Know your climate — you can find your plant hardiness growing zone with Once you know your zone you can start to learn about your microclimates of your area. Some plants love shade and some love full sun. Planting in front of a south facing wall in the northern U.S. will help protect from early frosts and encourage early growth in the spring. Try to choose the plants that you love to eat that also love your climate.

Establish Techniques and Methods — Weed control, pest control, and watering systems are a few of the major systems you will need to learn and build. There are many methods and ideals to consider. Should I use pesticides or should I buy some ladybugs? There isn’t one system to rule them all due to everyone’s own different situation. Learn and experiment to find out what works best for you.

Make it Beautiful — If you don’t enjoy it you probably won’t do it. While there are many benefits to planting flowers in your garden like attracting beneficial insects, I feel the look of a well maintained garden with all of its colors and flavors is soothing.

Share your Excess — This is one of my favorite parts and can really help build your community. We preserve as much as we can and give out to our neighbors or as gifts to friends and extended family. When we are overwhelmed with summer squash we make zucchini bread for the neighborhood. Donate to a food bank or join a seed saving/sharing club. This also happens to be a great way to test products and markets for future expansion if you desire.

What are the most common mistakes you have seen people make when they start a garden? What specifically can be done to avoid those errors?

I think one of the most common early mistakes that I’ve made and seen others make is too much. Too much space, too many plants, too much fertilizer, too much water. It’s easy to get into the mindset that if one thing is good more would be better. Try to start small so that you can manage it and not get overwhelmed. Make small changes as you learn. As you learn your systems and your climate your production will increase without having to increase in space necessarily.

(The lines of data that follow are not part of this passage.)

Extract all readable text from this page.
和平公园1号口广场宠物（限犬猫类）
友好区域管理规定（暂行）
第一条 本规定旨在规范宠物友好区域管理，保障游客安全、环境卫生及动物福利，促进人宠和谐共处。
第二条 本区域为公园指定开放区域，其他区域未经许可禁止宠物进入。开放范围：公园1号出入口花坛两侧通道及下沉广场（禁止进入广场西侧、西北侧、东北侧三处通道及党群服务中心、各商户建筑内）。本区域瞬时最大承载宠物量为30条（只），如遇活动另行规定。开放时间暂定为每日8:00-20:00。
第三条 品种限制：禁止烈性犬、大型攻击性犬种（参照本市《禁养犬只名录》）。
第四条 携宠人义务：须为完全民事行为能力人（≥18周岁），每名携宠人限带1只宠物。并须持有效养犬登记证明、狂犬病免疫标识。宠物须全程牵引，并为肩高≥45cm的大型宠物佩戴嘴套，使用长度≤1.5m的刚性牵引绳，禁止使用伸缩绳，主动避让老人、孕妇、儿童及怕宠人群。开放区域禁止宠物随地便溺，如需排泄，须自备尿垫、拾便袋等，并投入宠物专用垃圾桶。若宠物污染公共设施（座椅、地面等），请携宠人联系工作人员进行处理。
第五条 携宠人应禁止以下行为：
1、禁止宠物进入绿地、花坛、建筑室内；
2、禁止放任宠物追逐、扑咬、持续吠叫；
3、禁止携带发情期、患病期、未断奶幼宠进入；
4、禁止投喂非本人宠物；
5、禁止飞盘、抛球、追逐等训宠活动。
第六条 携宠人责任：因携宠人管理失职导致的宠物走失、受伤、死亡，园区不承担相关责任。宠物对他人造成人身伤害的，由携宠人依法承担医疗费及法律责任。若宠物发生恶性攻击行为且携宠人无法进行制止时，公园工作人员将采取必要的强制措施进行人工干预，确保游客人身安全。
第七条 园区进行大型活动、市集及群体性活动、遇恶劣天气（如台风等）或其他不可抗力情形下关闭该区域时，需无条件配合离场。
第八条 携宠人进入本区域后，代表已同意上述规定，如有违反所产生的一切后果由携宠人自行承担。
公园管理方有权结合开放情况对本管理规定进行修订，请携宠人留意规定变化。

What are some of the best ways to keep the costs of gardening down?

Start from seed. Growing your own plant starts can save you a lot of money and allows you more options in varieties.

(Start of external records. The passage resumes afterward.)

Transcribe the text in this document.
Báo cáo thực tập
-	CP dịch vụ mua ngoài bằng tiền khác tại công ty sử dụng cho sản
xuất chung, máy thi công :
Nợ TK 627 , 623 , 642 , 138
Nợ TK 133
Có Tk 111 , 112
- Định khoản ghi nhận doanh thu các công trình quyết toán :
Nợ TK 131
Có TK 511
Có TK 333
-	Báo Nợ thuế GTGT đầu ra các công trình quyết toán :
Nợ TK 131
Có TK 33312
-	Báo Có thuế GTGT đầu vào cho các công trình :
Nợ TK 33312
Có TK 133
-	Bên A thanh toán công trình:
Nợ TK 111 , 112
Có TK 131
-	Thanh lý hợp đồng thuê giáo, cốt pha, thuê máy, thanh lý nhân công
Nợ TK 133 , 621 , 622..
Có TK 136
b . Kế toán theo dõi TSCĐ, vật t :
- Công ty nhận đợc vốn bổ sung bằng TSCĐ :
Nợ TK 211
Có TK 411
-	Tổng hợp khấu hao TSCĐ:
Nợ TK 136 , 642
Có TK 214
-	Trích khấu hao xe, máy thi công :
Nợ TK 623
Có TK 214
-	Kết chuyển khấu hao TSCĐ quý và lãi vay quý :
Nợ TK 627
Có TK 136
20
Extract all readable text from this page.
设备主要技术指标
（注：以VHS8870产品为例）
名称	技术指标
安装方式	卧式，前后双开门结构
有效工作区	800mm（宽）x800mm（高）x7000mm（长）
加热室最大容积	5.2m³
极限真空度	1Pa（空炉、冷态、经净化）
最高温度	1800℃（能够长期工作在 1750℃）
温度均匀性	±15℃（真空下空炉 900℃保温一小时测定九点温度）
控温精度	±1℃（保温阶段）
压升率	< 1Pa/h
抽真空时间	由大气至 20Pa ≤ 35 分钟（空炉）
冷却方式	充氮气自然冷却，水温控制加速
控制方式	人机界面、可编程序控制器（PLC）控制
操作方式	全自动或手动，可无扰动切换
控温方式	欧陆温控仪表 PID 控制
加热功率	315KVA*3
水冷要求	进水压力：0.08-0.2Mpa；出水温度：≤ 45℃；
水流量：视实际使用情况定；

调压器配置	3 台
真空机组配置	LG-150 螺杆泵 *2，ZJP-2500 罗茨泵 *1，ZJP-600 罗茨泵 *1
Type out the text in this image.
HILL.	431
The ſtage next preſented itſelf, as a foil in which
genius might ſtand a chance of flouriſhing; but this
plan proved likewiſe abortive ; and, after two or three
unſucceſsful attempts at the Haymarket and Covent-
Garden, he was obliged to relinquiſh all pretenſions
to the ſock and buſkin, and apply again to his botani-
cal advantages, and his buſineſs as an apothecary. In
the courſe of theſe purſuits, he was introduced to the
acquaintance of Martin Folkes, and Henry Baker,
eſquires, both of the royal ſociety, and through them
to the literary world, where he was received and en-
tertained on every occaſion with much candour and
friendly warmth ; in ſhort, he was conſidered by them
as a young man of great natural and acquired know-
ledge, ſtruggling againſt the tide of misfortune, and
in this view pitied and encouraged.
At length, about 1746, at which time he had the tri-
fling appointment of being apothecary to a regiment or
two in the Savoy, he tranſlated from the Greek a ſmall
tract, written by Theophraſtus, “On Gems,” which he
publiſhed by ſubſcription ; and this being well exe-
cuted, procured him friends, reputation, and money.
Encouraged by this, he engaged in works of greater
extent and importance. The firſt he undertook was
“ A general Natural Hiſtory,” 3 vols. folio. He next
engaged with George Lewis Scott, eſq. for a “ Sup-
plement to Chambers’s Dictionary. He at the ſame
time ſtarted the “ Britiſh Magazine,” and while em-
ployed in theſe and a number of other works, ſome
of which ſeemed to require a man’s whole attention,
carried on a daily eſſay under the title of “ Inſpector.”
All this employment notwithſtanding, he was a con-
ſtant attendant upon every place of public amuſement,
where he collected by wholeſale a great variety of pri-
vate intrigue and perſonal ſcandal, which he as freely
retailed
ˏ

Water wisely. Use mulch, drip tape, or whatever system is best for your environment. This is less of an issue in the east but here in the west water is one of the most difficult aspects to manage.

Compost. Not only is recycling your food and yard waste better for the environment, it can help create excellent soil without having to buy nutrition from outside sources.

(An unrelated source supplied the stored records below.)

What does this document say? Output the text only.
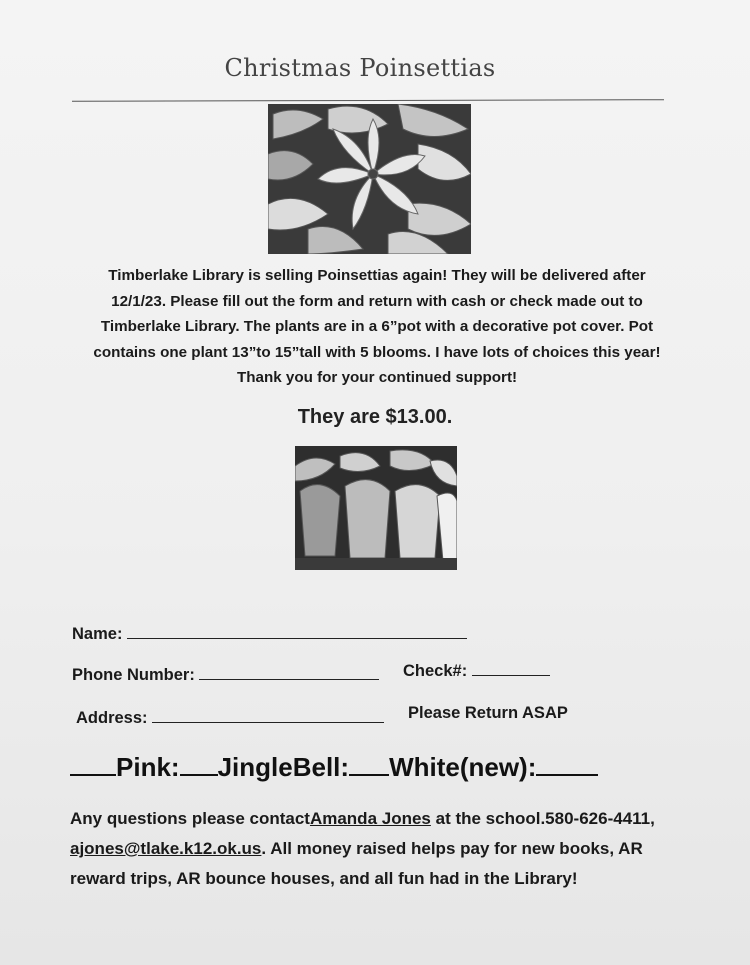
Christmas Poinsettias
Timberlake Library is selling Poinsettias again! They will be delivered after
12/1/23. Please fill out the form and return with cash or check made out to
Timberlake Library. The plants are in a 6”pot with a decorative pot cover. Pot
contains one plant 13”to 15”tall with 5 blooms. I have lots of choices this year!
Thank you for your continued support!
They are $13.00.
Name:
Phone Number:	Check#:
Address:	Please Return ASAP
Pink: JingleBell: White(new):
Any questions please contactAmanda Jones at the school.580-626-4411,
ajones@tlake.k12.ok.us. All money raised helps pay for new books, AR
reward trips, AR bounce houses, and all fun had in the Library!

You are a person of great influence. If you could inspire a movement that would bring the most amount of good to the most amount of people, what would that be? You never know what your idea can trigger. :-)

I feel that my exposure to culinary students while teaching at Escoffier is a way to spread my passion to many future culinarians. My hope is that by following the regenerative agriculture and local food movements out there already that I can do my part in bringing tasty and nutritious food to others. My desire is that my three daughters take the things that they learn living out here and make important contributions in their own way in the future.

Is there a person in the world, or in the US with whom you would love to have a private breakfast or lunch with, and why? He or she might just see this, especially if we tag them. :-)

So many great chefs and awesome farmers out there it’s like asking me “what is my favorite song?”.

Chef Choice: Magnus Nilsson

Farmer Choice: Joel Salatin of Polyface Farms

How can our readers further follow your work online?

I’d recommend sharing the site to learn more about culinary education options as well as as a resource to find local producers. We are still working on our website and our social media presence is minimal. Once we move from homestead to CSA/Market Farm in a year or so you can find us at the local farmers market.

Thank you so much for the time you spent on this interview. We wish you only continued success and good health.